Assignment 5

Due Nov. 17, 2017 at 11:59 PM.

For this assignment, you will explore the use of language in a selection of academic publications. The data I am providing is taken from the JSTOR Early Journal Collection, and is in the public domain in the United States. You can download the whole EJC archive if you would like more data to play with.

I am providing the data in an SQLite database instead of a CSV file, because it works better with large text. You do not need to know any SQL for this assignment: with the dbplyr package, dplyr can read directly from the database (and dplyr verbs get translated directly to SQL, so as much computation as possible happens directly in the database engine).

Revision Log

Nov. 14, 2017
  • Fixed spread calls in examples

  • Updated due date

  • Fixed rubric

Prerequisites

  • The tidytext package (Conda r-tidytext)

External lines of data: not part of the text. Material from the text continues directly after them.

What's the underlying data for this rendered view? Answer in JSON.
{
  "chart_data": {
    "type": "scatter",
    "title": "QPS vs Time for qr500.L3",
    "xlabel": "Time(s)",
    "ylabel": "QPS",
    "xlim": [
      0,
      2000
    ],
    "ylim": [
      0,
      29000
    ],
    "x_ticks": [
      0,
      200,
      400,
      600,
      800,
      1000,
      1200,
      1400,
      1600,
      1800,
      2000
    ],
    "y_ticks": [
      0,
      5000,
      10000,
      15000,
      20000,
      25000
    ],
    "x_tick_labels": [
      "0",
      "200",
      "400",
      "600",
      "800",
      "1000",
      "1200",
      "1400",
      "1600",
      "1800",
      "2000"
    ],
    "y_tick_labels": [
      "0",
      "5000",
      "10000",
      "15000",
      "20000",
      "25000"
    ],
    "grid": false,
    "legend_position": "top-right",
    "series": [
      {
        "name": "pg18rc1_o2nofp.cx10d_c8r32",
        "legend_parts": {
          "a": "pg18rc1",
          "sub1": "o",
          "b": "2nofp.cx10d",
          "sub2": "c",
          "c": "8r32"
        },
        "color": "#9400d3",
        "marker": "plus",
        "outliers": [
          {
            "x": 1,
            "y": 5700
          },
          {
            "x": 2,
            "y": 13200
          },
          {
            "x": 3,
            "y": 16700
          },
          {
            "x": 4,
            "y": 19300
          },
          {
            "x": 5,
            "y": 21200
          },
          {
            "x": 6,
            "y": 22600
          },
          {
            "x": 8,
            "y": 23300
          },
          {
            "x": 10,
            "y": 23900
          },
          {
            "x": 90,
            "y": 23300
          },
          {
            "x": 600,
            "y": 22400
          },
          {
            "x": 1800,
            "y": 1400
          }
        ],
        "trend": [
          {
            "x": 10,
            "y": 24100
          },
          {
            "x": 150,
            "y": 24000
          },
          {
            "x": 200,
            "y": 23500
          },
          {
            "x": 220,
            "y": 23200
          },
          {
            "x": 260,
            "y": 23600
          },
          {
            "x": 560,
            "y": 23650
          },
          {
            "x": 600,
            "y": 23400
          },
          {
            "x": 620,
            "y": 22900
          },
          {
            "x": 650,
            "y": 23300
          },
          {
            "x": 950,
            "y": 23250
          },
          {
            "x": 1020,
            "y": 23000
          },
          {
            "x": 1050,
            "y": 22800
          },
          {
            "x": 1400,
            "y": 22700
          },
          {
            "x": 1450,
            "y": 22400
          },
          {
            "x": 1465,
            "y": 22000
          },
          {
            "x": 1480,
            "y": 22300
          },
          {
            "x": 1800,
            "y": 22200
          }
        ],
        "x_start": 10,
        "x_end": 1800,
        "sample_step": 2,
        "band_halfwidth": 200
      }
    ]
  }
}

  • The rsqlite and dbplyr packages (Conda r-rsqlite, r-dbplyr)

  • The data file

Unzip the data file. The unzipped file will take approximately 1.1 GB on disk.

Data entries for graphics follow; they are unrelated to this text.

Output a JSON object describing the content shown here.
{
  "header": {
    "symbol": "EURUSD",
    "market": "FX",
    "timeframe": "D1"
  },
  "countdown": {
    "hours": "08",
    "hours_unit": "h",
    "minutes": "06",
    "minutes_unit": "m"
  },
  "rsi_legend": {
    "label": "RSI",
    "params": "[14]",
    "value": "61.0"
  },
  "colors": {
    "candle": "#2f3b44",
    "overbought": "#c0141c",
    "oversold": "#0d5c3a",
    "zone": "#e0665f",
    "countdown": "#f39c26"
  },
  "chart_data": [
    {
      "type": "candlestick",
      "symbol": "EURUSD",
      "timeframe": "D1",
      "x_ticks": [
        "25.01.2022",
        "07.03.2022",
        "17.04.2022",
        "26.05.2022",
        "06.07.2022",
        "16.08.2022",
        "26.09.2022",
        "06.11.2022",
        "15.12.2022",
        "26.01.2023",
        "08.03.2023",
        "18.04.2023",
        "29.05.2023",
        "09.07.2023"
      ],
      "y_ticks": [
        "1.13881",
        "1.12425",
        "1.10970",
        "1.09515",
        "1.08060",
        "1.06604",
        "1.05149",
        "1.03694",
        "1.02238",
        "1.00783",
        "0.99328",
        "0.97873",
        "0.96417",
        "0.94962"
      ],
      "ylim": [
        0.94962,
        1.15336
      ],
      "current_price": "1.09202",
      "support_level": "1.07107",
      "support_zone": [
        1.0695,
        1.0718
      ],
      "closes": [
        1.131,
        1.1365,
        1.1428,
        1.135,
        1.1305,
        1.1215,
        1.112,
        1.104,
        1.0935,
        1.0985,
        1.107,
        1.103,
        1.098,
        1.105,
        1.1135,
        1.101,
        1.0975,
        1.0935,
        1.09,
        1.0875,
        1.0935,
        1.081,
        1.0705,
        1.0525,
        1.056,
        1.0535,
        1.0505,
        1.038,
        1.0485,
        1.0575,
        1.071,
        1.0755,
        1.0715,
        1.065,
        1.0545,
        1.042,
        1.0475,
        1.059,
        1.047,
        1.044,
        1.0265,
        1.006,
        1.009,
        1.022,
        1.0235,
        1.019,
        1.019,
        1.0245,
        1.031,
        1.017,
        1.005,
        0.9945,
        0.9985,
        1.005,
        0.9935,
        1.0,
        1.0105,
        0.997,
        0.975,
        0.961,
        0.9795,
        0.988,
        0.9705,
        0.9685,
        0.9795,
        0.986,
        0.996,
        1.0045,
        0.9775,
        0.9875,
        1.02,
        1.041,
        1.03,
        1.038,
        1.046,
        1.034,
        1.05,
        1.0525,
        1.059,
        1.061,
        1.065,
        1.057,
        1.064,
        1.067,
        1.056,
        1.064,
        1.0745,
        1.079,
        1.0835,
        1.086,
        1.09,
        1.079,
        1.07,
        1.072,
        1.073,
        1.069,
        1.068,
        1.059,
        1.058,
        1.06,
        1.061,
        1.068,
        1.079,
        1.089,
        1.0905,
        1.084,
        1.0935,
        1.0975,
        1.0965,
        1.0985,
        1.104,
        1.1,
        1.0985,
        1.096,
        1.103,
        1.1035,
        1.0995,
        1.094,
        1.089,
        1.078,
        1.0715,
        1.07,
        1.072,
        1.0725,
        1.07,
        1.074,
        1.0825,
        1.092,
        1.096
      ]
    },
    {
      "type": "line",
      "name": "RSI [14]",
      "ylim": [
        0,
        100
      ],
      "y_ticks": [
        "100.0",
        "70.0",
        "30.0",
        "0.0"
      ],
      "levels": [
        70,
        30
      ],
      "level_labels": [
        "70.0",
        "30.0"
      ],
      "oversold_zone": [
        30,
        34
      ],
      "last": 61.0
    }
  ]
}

This assignment works with a much larger data set than previous assignments. It will probably require more than 4GB of memory by the time you are done.

Getting Started

Load your standard libraries, and in addition the tidytext and dbplyr libraries.

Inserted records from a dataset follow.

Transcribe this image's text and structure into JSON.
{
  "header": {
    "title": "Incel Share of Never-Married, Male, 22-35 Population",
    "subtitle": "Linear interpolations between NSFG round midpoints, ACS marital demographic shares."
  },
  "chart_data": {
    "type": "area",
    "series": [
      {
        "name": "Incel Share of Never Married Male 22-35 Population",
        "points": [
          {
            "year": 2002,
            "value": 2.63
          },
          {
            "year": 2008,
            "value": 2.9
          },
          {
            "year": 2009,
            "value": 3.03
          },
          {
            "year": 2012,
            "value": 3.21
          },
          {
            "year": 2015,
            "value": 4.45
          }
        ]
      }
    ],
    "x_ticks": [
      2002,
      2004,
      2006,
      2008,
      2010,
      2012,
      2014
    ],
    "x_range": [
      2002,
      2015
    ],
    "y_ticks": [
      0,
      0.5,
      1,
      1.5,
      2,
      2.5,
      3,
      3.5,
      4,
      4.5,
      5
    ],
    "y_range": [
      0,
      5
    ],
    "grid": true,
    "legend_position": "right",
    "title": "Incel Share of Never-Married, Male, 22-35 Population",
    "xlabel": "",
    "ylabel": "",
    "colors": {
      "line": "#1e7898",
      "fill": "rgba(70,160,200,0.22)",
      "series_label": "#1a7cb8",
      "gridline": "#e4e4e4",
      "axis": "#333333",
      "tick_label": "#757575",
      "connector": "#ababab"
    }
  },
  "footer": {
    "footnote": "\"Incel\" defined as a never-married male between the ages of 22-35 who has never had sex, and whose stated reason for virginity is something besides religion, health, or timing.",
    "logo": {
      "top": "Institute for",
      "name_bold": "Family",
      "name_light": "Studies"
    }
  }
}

To access the database, create a database connection:

db = src_sqlite('ejc-trimmed.db')

This database contains two tables: journals lists the journals (by ID and an abbreviated code), and articles has the articles themselves (the journal field of this table contains the title of the journal as it appeared when the article was published).

To access a specific table, use the tbl verb:

articles = db %>% tbl('articles')
journals = db %>% tbl('journals')

After these assignments, articles and journals will be R tbl objects; they’re like data frames, except they haven’t been loaded into memory yet. You can use the normal dplyr verbs like select, filter, group_by, summarize, etc. on them.

The collect verb will slurp put a table into memory as a data frame; this is useful at the end of several dplyr operations. The head function also works, and is a good way to see what the tables look like and get a feel for your column names:

head(articles)

You’ll need to use tidytext tokenization in order to split article text (the text column) into words that we can analyze; tidytext requires that we first load data into memory. For example, the following will get all articles from the Philosophical Transactions of the Royal Society published in 1700, and tokenize them:

royal_1700_tokens = db_out %>% tbl('journals') %>%
    filter(name == 'RoyalPhil') %>%
    inner_join(db_out %>% tbl('articles')) %>%
    filter(year == 1700) %>%
    select(doi, title, pub_date, text) %>%
    collect() %>%  # pull the data into memory so we can use it
    unnest_tokens(word, text)

If you’re curious, you can see the SQL query:

db_out %>% tbl('journals') %>%
    filter(name == 'RoyalPhil') %>%
    inner_join(db_out %>% tbl('articles')) %>%
    filter(year == 1700) %>%
    select(doi, title, pub_date, text) %>%
    show_query()

It’s kinda messy, but it works.

Preliminary Exploration

  1. Plot a use-by-rank distribution of the words used in the corpus, separately for each journal. You should see a Ziph distribution, like in Text Mining.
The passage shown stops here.